The HDAC4 expression in PBMCs was detected using the following kits: Trizol (No. Cat: R0016, Beyotime, China), cDNA Synthesis Kit with gDNA EZeraser (No. Cat: D7180S, Beyotime, China), and Talent qPCR PreMix (SYBR Green) (No. Cat: FP209, TianGen Biotech, China). GAPDH was set as a reference for normalization, and the PBMC HDAC4 expression was figured out via the 2^-∆∆Ct method (the median value of CPS was set as control ‘1’).
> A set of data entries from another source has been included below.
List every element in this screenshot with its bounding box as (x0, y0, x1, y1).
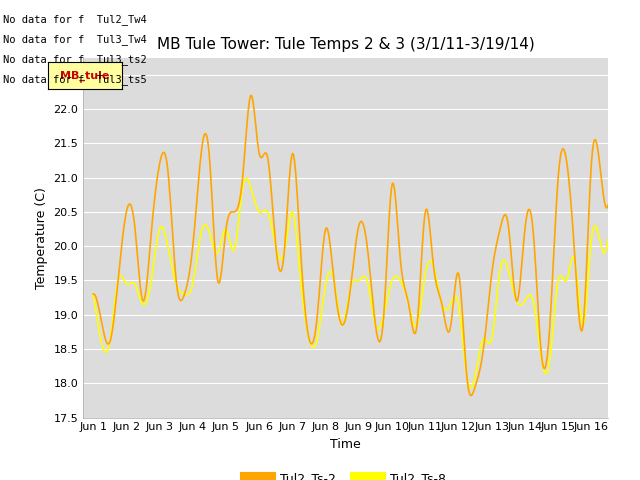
Title: MB Tule Tower: Tule Temps 2 & 3 (3/1/11-3/19/14): MB Tule Tower: Tule Temps 2 & 3 (3/1/11-… (157, 37, 534, 52)
X-axis label: Time: Time (330, 438, 361, 451)
Legend: Tul2_Ts-2, Tul2_Ts-8: Tul2_Ts-2, Tul2_Ts-8 (240, 467, 451, 480)
Text: No data for f  Tul2_Tw4: No data for f Tul2_Tw4 (3, 13, 147, 24)
Y-axis label: Temperature (C): Temperature (C) (35, 187, 48, 288)
Text: No data for f  Tul3_ts2: No data for f Tul3_ts2 (3, 54, 147, 65)
Text: No data for f  Tul3_Tw4: No data for f Tul3_Tw4 (3, 34, 147, 45)
Text: No data for f  Tul3_ts5: No data for f Tul3_ts5 (3, 74, 147, 85)
Text: MB_tule: MB_tule (60, 71, 109, 81)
The list of primers used can be found in Supplementary Table S1.

Statistical analysis

Data analyses were completed using SPSS 26.0 (IBM, USA) software. Data were described as mean ± standard deviation (SD), median with interquartile range (IQR), or number with percentage. The comparison between groups was analyzed by the student t-test, Chi-square test, or Mann-Whitney U test. The correlation analyses were conducted using Spearman’s test. All the clinical characteristics of stroke patients were included in the univariate logistic regression analyses. The independent factors of PSCI risk were explored by the forward-stepwise multivariate logistic regression analysis. The predictive ability of HDAC4 expression or the combined factors (independent risk factors in the multivariate analysis) was shown by receiver operator characteristic (ROC) curves. A P value less than 0.05 was considered statistical significance.

Results

Characteristics of patients

PSCI patients had a mean age of 68.5 ± 7.5 years, consisted with 35 (50.7%) males and 34 (49.3%) females; there were 43 (62.3%) patients with multifocal disease and 21 (30.4%) patients with stroke recurrence. CPS patients had a mean age of 63.9 ± 8.4 years with 45 (64.3%) males and 25 (35.7%) females; 26 (37.1%) patients had multifocal disease and 11 (15.7%) patients had stroke recurrence.

PSCI patients had a higher mean age (P = 0.001), less advanced education degree (P = 0.034), and higher proportions of history of diabetes (P = 0.026), multifocal disease (P = 0.003), and stroke recurrence (P = 0.039) compared with CPS patients. Moreover, the proportion of Th17 cells [median (IQR): 3.0 (2.4-4.2) % vs. 2.4 (2.0-3.6) %, P = 0.015] and IL-17A level [median (IQR): 71.7 (56.5-94.2) pg/mL vs. 54.9 (42.5-95.1) pg/mL, P = 0.005] were both higher in PSCI patients compared with CPS patients. Other characteristics, including sex, BMI, nationality, history of smoke, history of hypertension, history of hyperlipidemia, and stroke type, were not different between PCSI patients and CPS patients. More detailed information is presented in Table 1.

Table 1.

Clinical characteristics of stroke patients.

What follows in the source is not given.